Она повернулась ко мне, и снова её глаза были темными-темными. Шторм в них нарастал, и это был великолепный шторм, с зелеными отсветами закипающих волн.

- Нет. Из-за папы.

- Из-за твоего отца? - не понял я.

- Из-за папы Иоанна-Павла II. Второго июня начинается его первый визит на родину после избрания папой, и я должна - просто должна - быть на его встрече с народом. Тоже должна его встретить, понимаешь? Поэтому позже среды утром мне улетать нельзя. Ведь среда - это уже будет тридцатое мая... Вот так, - она стала раскладывать бигос по горшочкам. - Сверху надо залить его свиным жиром и закрыть бумагой, промасленной или вощеной, и в холодильнике он может стоять долго, очень долго. И, если надо, просто достал горшочек, сунул в духовку - через пятнадцать минут обед готов.

Первый горшочек мы разъели вечером.

Мы прожили неразлучно три дня - до понедельника утром на моей квартире, а потом у нее. Она жила на квартире подруги, которой не было в городе и которая оставила ей ключи. Мирные и тихие минуты, подобные тем, когда мы гуляли по Арбату или когда Мария готовила бигос, оказались для нас редкостью. Все эти три дня мы либо занимались любовью, либо зло ругались по любому поводу - в основном, выясняя, так сказать, "межнациональные отношения" - и наша злость, накаленная добела, в какой-то момент превращалась в неудержимую страсть. Мы ненавидели друг друга - и все же любили.
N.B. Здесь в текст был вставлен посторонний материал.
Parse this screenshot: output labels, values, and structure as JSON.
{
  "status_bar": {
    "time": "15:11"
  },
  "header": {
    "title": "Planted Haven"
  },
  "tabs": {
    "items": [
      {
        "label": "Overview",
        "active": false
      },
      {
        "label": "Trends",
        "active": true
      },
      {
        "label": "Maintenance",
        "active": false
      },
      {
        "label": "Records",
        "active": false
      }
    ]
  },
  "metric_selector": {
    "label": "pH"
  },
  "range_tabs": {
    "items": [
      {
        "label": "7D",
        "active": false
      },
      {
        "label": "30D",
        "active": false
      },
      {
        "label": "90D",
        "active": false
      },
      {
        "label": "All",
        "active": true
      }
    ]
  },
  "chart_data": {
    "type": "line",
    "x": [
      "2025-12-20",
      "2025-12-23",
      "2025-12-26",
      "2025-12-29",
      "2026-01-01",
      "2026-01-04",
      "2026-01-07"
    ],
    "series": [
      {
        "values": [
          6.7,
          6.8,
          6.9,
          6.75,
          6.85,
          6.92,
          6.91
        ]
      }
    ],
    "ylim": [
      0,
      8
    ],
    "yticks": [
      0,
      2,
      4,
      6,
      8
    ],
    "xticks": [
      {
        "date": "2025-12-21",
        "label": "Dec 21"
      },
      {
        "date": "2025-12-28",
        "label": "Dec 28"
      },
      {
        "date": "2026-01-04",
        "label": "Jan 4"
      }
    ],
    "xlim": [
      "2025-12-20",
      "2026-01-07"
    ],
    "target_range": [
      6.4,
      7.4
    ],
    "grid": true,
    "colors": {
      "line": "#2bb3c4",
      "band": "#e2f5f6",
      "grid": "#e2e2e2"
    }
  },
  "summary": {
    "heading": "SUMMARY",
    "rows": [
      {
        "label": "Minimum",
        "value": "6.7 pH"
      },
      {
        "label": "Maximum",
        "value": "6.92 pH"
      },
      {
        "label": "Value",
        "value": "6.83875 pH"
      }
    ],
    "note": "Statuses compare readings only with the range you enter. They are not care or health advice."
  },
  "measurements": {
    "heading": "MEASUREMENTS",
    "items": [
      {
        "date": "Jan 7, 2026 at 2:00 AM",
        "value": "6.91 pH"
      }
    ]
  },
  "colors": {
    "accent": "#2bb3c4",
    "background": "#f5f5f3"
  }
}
Потом Марии настало время уезжать.

- Значит, на попа меня меняешь? - сказал я.

Она вспыхнула.

- Не на попа, а на папу! И вообще, не смей...

Я только фыркнул и ушел в другую комнату, закурил. Через пять минут она заглянула и сказала сухо:

- Выходи из квартиры. Мне надо её запереть, и ключи оставить в почтовом ящике.
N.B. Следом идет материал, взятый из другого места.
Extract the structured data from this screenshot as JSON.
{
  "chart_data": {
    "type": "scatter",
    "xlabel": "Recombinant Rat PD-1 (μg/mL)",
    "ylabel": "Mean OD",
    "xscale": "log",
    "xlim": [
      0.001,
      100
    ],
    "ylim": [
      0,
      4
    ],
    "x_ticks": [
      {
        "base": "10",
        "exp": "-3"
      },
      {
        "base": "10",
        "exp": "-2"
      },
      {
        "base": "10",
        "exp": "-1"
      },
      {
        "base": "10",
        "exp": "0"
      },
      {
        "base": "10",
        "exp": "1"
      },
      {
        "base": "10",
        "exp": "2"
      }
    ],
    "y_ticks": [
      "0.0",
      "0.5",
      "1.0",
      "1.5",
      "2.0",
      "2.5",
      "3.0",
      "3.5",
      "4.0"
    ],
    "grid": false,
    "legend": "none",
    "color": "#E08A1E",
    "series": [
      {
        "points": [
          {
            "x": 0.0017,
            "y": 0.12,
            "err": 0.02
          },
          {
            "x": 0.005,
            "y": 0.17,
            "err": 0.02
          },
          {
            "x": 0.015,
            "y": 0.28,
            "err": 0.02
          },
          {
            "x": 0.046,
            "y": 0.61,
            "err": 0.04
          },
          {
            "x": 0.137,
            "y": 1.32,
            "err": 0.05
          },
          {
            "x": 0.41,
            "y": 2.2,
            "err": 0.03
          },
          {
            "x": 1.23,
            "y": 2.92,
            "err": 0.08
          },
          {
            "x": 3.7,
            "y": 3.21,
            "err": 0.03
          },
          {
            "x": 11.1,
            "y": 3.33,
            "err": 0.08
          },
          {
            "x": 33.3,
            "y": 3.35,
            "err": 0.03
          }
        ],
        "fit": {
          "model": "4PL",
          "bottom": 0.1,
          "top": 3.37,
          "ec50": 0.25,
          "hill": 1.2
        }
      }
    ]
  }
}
Я вышел на лестничную клетку, не глядя на нее. Потом она появилась, несла свой саквояж. Я вызвал лифт. Я не хотел её видеть, я мечтал оказаться подальше от нее. Но не выдержал, взглянул. И в этот же момент она взглянула на меня. И, будто нас что-то толкнуло, мы бросились друг другу в объятия, и целовались, вцепившись друг в друга, забыв о времени, забыв обо всем...

Я проводил её до стоянки такси, посадил в машину. Ехать с ней в аэропорт она мне запретила.

Я стоял, глядел вслед такси, пока оно не завернуло на другую улицу, и ощущал такую пустоту, после которой и тоска, и отчаяние кажутся избавлением.

Когда я вернулся домой, родители ели бигос.

- Откуда у тебя это? - спросили мама.

- Вкусно? - спросил я.

- Очень!

Я махнул рукой и ушел в свою комнату, что-то пробормотав насчет вечеринки, где одна из девушек взялась это приготовить.

В комнате, я ничком упал на кровать. На подушке ещё держался запах Марии, тонкий, почти неразличимый никому, кроме меня, и я зарылся лицом в подушку.